The U.S. Supreme Court may finally end racism and sexism in college admissions, experts said, potentially overturning decades of “affirmative action” used to discriminate against males and people with less melanin. Professional race hustlers are going nuts over the prospect.
The case at issue involves Harvard and the University of North Carolina, both institutions that receive unfathomable amounts of public funding to provide what passes for “education.” Lawyers and justices arguing in favor of race discrimination repeatedly implied that people of African or Latin American heritage were incapable of competing on a level playing field against Americans of European or Asian ancestry.
The universities were sued by mostly Asian-American victims represented by a conservative organization known as Students of Fair Admissions, which argued that discriminating against applicants based on their race was a violation of the law. The plaintiffs were represented by two lawyers who previously served as clerks for Justice Clarence Thomas, the court’s most constitutionalist member.
Several of the more conservative-leaning justices sounded highly skeptical of racist and sexist admissions policies, repeatedly asking the lawyers defending affirmative action if and when such policies would ever come to an end.
“If you don’t have a number, and I understand why it’s difficult,” said Justice Brett Kavanaugh, “but if you don’t have something measurable, it’s going to be very hard for this court.” A ruling from two decades ago mentioned the possibility of 25 years, but the government’s attorney was unwilling to go on record with a new date.
Chief Justice John Roberts also sounded unimpressed. “Your position is that race matters because it’s necessary for diversity, which is necessary for the sort of education you want,” Roberts said. “It’s not going to stop mattering at some particular point, you’re always going to have to look at race because you say race matters to give us the necessary diversity.”
Justice Thomas, who happens to be of African heritage, went on record against racism in admissions in the Grutter case two decades ago that remains the precedent. “The Constitution abhors classifications based on race not only because those classifications can harm favored races or are based on illegitimate motives, but also because every time the government places citizens on racial registers and makes race relevant to the provision of burdens or benefits, it demeans us all,” he wrote.
In the arguments for this case, he slammed the term “diversity,” saying he did not “have a clue what it means” despite constantly hearing it. Ironically, he compared the pro-affirmative action team’s arguments for racism in admissions to similar arguments made by segregationists decades ago.
Far-left race-monger Ketanji Brown Jackson, who publicly stated during her SCOTUS confirmation hearings that she could not define “woman” because she was not a biologist, was an ardent defender of racial preferences in admissions throughout the hearings. She vowed during her Senate confirmation hearings to recuse herself from this case, but apparently lied under oath.

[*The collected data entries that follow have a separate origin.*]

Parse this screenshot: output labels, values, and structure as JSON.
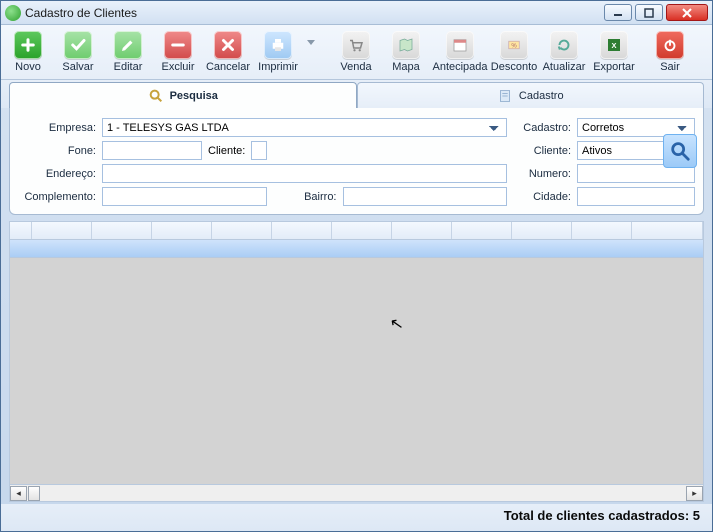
{
  "window": {
    "title": "Cadastro de Clientes"
  },
  "toolbar": {
    "novo": "Novo",
    "salvar": "Salvar",
    "editar": "Editar",
    "excluir": "Excluir",
    "cancelar": "Cancelar",
    "imprimir": "Imprimir",
    "venda": "Venda",
    "mapa": "Mapa",
    "antecipada": "Antecipada",
    "desconto": "Desconto",
    "atualizar": "Atualizar",
    "exportar": "Exportar",
    "sair": "Sair"
  },
  "tabs": {
    "pesquisa": "Pesquisa",
    "cadastro": "Cadastro"
  },
  "form": {
    "labels": {
      "empresa": "Empresa:",
      "fone": "Fone:",
      "cliente": "Cliente:",
      "endereco": "Endereço:",
      "complemento": "Complemento:",
      "bairro": "Bairro:",
      "cadastro": "Cadastro:",
      "clienteFilter": "Cliente:",
      "numero": "Numero:",
      "cidade": "Cidade:"
    },
    "values": {
      "empresa": "1 - TELESYS GAS LTDA",
      "fone": "",
      "cliente": "",
      "endereco": "",
      "complemento": "",
      "bairro": "",
      "numero": "",
      "cidade": "",
      "cadastroFilter": "Corretos",
      "clienteFilter": "Ativos"
    }
  },
  "footer": {
    "label": "Total de clientes cadastrados: 5"
  }
}
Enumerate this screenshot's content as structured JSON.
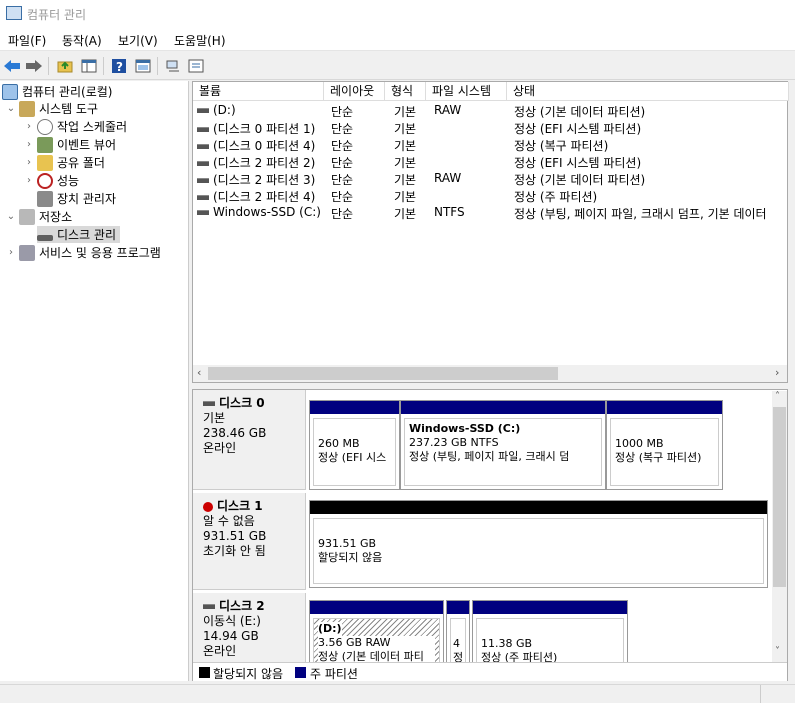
{
  "window": {
    "title": "컴퓨터 관리"
  },
  "menu": [
    "파일(F)",
    "동작(A)",
    "보기(V)",
    "도움말(H)"
  ],
  "tree": {
    "root": "컴퓨터 관리(로컬)",
    "system_tools": "시스템 도구",
    "task_scheduler": "작업 스케줄러",
    "event_viewer": "이벤트 뷰어",
    "shared_folders": "공유 폴더",
    "performance": "성능",
    "device_manager": "장치 관리자",
    "storage": "저장소",
    "disk_management": "디스크 관리",
    "services": "서비스 및 응용 프로그램"
  },
  "volumes": {
    "columns": [
      "볼륨",
      "레이아웃",
      "형식",
      "파일 시스템",
      "상태"
    ],
    "rows": [
      {
        "name": "(D:)",
        "layout": "단순",
        "type": "기본",
        "fs": "RAW",
        "status": "정상 (기본 데이터 파티션)"
      },
      {
        "name": "(디스크 0 파티션 1)",
        "layout": "단순",
        "type": "기본",
        "fs": "",
        "status": "정상 (EFI 시스템 파티션)"
      },
      {
        "name": "(디스크 0 파티션 4)",
        "layout": "단순",
        "type": "기본",
        "fs": "",
        "status": "정상 (복구 파티션)"
      },
      {
        "name": "(디스크 2 파티션 2)",
        "layout": "단순",
        "type": "기본",
        "fs": "",
        "status": "정상 (EFI 시스템 파티션)"
      },
      {
        "name": "(디스크 2 파티션 3)",
        "layout": "단순",
        "type": "기본",
        "fs": "RAW",
        "status": "정상 (기본 데이터 파티션)"
      },
      {
        "name": "(디스크 2 파티션 4)",
        "layout": "단순",
        "type": "기본",
        "fs": "",
        "status": "정상 (주 파티션)"
      },
      {
        "name": "Windows-SSD (C:)",
        "layout": "단순",
        "type": "기본",
        "fs": "NTFS",
        "status": "정상 (부팅, 페이지 파일, 크래시 덤프, 기본 데이터"
      }
    ]
  },
  "disks": {
    "d0": {
      "name": "디스크 0",
      "type": "기본",
      "size": "238.46 GB",
      "state": "온라인",
      "p1": {
        "size": "260 MB",
        "status": "정상 (EFI 시스"
      },
      "p2": {
        "title": "Windows-SSD  (C:)",
        "size": "237.23 GB NTFS",
        "status": "정상 (부팅, 페이지 파일, 크래시 덤"
      },
      "p3": {
        "size": "1000 MB",
        "status": "정상 (복구 파티션)"
      }
    },
    "d1": {
      "name": "디스크 1",
      "type": "알 수 없음",
      "size": "931.51 GB",
      "state": "초기화 안 됨",
      "p1": {
        "size": "931.51 GB",
        "status": "할당되지 않음"
      }
    },
    "d2": {
      "name": "디스크 2",
      "type": "이동식 (E:)",
      "size": "14.94 GB",
      "state": "온라인",
      "p1": {
        "title": "(D:)",
        "size": "3.56 GB RAW",
        "status": "정상 (기본 데이터 파티"
      },
      "p2": {
        "size": "4",
        "status": "정"
      },
      "p3": {
        "size": "11.38 GB",
        "status": "정상 (주 파티션)"
      }
    }
  },
  "legend": {
    "unallocated": "할당되지 않음",
    "primary": "주 파티션"
  },
  "colors": {
    "primary": "#00007f",
    "unallocated": "#000000"
  }
}
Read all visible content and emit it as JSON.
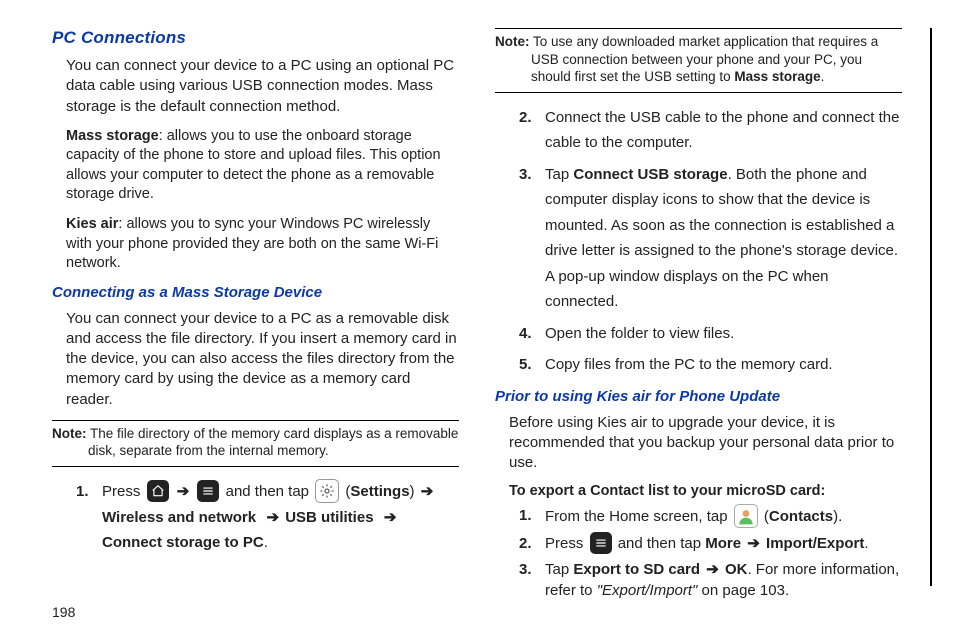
{
  "page_number": "198",
  "left": {
    "heading": "PC Connections",
    "intro": "You can connect your device to a PC using an optional PC data cable using various USB connection modes. Mass storage is the default connection method.",
    "mass_label": "Mass storage",
    "mass_text": ": allows you to use the onboard storage capacity of the phone to store and upload files. This option allows your computer to detect the phone as a removable storage drive.",
    "kies_label": "Kies air",
    "kies_text": ": allows you to sync your Windows PC wirelessly with your phone provided they are both on the same Wi-Fi network.",
    "sub1": "Connecting as a Mass Storage Device",
    "sub1_body": "You can connect your device to a PC as a removable disk and access the file directory. If you insert a memory card in the device, you can also access the files directory from the memory card by using the device as a memory card reader.",
    "note_label": "Note:",
    "note_text": " The file directory of the memory card displays as a removable disk, separate from the internal memory.",
    "step1_a": "Press ",
    "step1_b": " and then tap ",
    "step1_settings": "Settings",
    "step1_c": "Wireless and network",
    "step1_d": "USB utilities",
    "step1_e": "Connect storage to PC",
    "arrow": "➔"
  },
  "right": {
    "note_label": "Note:",
    "note_a": " To use any downloaded market application that requires a USB connection between your phone and your PC, you should first set the USB setting to ",
    "note_b": "Mass storage",
    "step2": "Connect the USB cable to the phone and connect the cable to the computer.",
    "step3_a": "Tap ",
    "step3_b": "Connect USB storage",
    "step3_c": ". Both the phone and computer display icons to show that the device is mounted. As soon as the connection is established a drive letter is assigned to the phone's storage device.",
    "step3_d": "A pop-up window displays on the PC when connected.",
    "step4": "Open the folder to view files.",
    "step5": "Copy files from the PC to the memory card.",
    "sub2": "Prior to using Kies air for Phone Update",
    "sub2_body": "Before using Kies air to upgrade your device, it is recommended that you backup your personal data prior to use.",
    "export_heading": "To export a Contact list to your microSD card:",
    "e1_a": "From the Home screen, tap ",
    "e1_b": "Contacts",
    "e2_a": "Press ",
    "e2_b": " and then tap ",
    "e2_c": "More",
    "e2_d": "Import/Export",
    "e3_a": "Tap ",
    "e3_b": "Export to SD card",
    "e3_c": "OK",
    "e3_d": ". For more information, refer to ",
    "e3_e": "\"Export/Import\"",
    "e3_f": "  on page 103."
  }
}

It was not immediately clear whether or how many times the fringe left-wing jurist was promoted over somebody more qualified due to affirmative-action policies. But supporters of such policies regularly point to her as an example of why racial and sex discrimination are supposedly needed and how they can be successful.
Legal analysts who followed the SCOTUS hearing suggested it was almost certain that the court would at least rein in race- and sex-linked admissions policies and affirmative action generally. The real question, court watchers said, was how far the ruling would go in ending racial and sex discrimination in college admissions.
Of course, in a free country, colleges and any other non-governmental institutions would be free to set any criteria they like for admissions, including racist “diversity” ideas that discriminate against males and descendants of Europeans and Asians. But in a free country, those institutions would not depend on taxpayer funds for survival.
In colleges and universities that continue looting the public to fund what passes as “education,” it is imperative that racist and sexist admissions policies be quashed. It is terrible for anyone, including those supposedly benefiting from it. If “woke” racist administrators want to continue penalizing or promoting people for their race and their sex, they should forfeit all public money — period.
In any case, under the U.S. Constitution, the federal government should not be involved in education at all. Getting the government out of “education” would solve these issues overnight.